Messer Cesare. Fratel mio, quando io fossi in quell’essere nel quale era, giá trentasei o quaranta anni, io non dubitarci di avere in ogni cosa l’intento mio: che mille belle e gentili madonne impazzirono giá del mio amore. Ma, come tu vedi, io son vecchio; e le giovani vogliono i giovani.

Ciacco. Egli è vero. Ma voi avete un’altra cosa che vale molto piú che non vagliono le bellezze e le giovenezze.

Messer Cesare. Che? la virtú? Non si ama virtú, oggidí.

Ciacco. Virtú ove si soffia alle noci! Altro intendo io.

Messer Cesare. Il sangue nobile?

Ciacco. Meno.

Messer Cesare. Che cosa è, adunque, ella?

Ciacco. L’esser ricco, lo aver danari. M’intendete voi? f Messer Cesare. Sentenza divina.

Ciacco. State, adunque, sicuro di piegare alle vostre voglie le colonne, non che le donne.

Messer Cesare. Questo è quel poco di speranza che mi tiene in vita.

Ciacco. Dubitatene voi? È forse reina o imperadrice quella che amate?

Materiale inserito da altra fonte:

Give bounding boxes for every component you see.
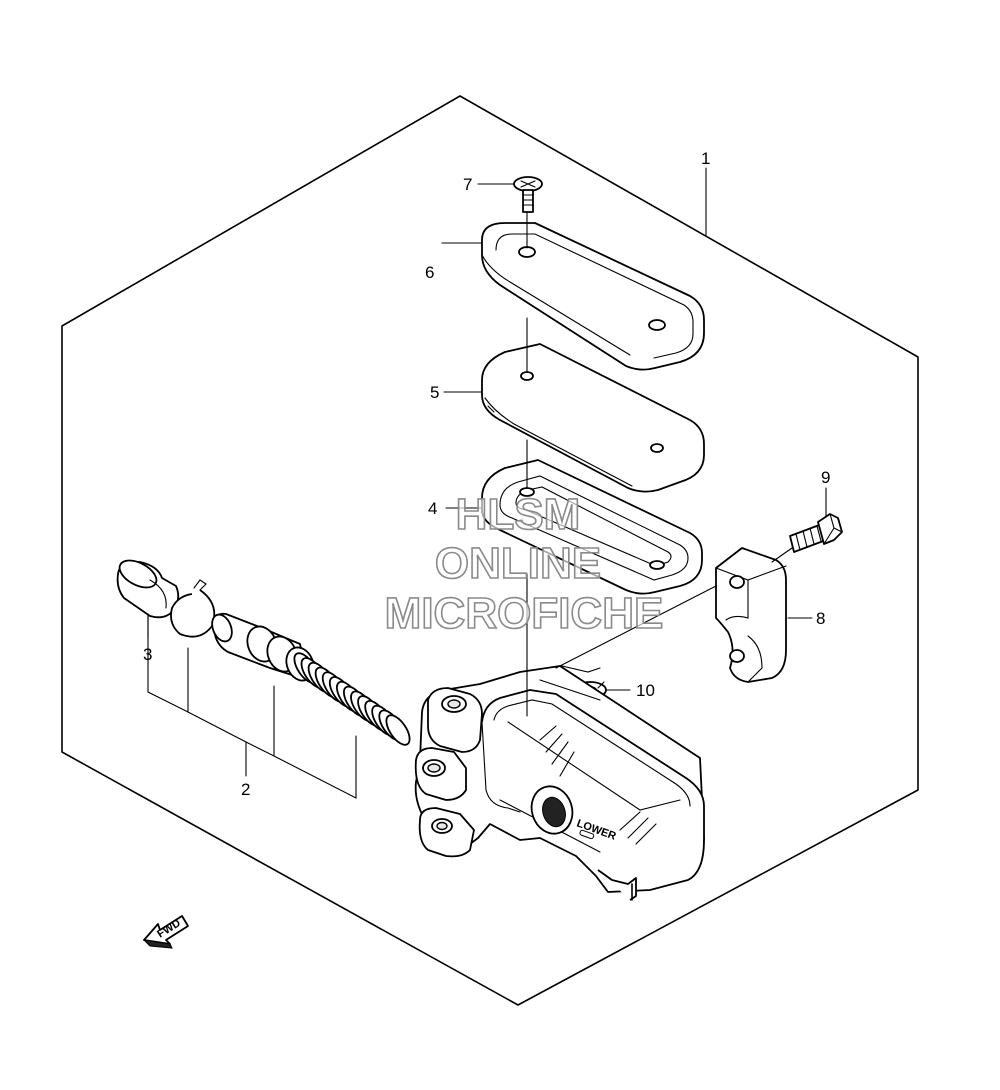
part-screw[interactable] (513, 176, 543, 213)
callout-7: 7 (463, 175, 472, 194)
watermark-line-1: HLSM (456, 490, 581, 539)
part-clamp-bolt[interactable] (789, 513, 843, 553)
master-cylinder-body[interactable] (414, 665, 705, 901)
spring-coil (385, 714, 411, 746)
part-handlebar-clamp[interactable] (715, 547, 787, 683)
part-circlip[interactable] (170, 579, 216, 638)
callout-8: 8 (816, 609, 825, 628)
watermark: HLSM ONLINE MICROFICHE (384, 489, 664, 639)
callout-6: 6 (425, 263, 434, 282)
watermark-line-2: ONLINE (435, 539, 601, 588)
part-dust-boot[interactable] (115, 555, 180, 619)
part-diaphragm-gasket[interactable] (481, 459, 703, 595)
callout-5: 5 (430, 383, 439, 402)
callout-9: 9 (821, 468, 830, 487)
leader-lines (147, 167, 827, 799)
forward-direction-arrow: FWD (142, 915, 189, 949)
callout-4: 4 (428, 499, 437, 518)
callout-1: 1 (701, 149, 710, 168)
part-diaphragm-plate[interactable] (481, 343, 705, 493)
callout-10: 10 (636, 681, 655, 700)
callout-2: 2 (241, 780, 250, 799)
part-reservoir-cap[interactable] (481, 222, 705, 371)
part-return-spring[interactable] (290, 649, 414, 748)
callout-numbers: 1 2 3 4 5 6 7 8 9 10 (143, 149, 830, 799)
watermark-line-3: MICROFICHE (385, 589, 664, 638)
callout-3: 3 (143, 645, 152, 664)
assembly-axis-lines (526, 211, 793, 717)
assembly-boundary (61, 95, 919, 1006)
body-marking-symbol (579, 829, 595, 840)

Messer Cesare. Colei che io amo è gentildonna romana, fanciulla e sottoposta a madre.

Ciacco. Se la figliuola fosse l’Ancroia e la madre la fata Morgana, l’arete, avendo la borsa piena.

Messer Cesare. Oh che nuova similitudine!

Ciacco. Io ne so le migliaia a mente. Ma voi mi parete uno di quelli che aspetta che il confessore gli addimandi i peccati. Chi è questa vostra amorosa? Volete voi ch’io vi cavi le parole di bocca con le tenaglie?

Messer Cesare. Non è uomo in Roma che meglio la conosca di te; e tanto sei della casa di lei quanto la camiscia che hai indosso è tua.

Ciacco. Piacemi. Ma come si chiama?

Messer Cesare. Tu dovesti conoscer messer Fabio Cesarino.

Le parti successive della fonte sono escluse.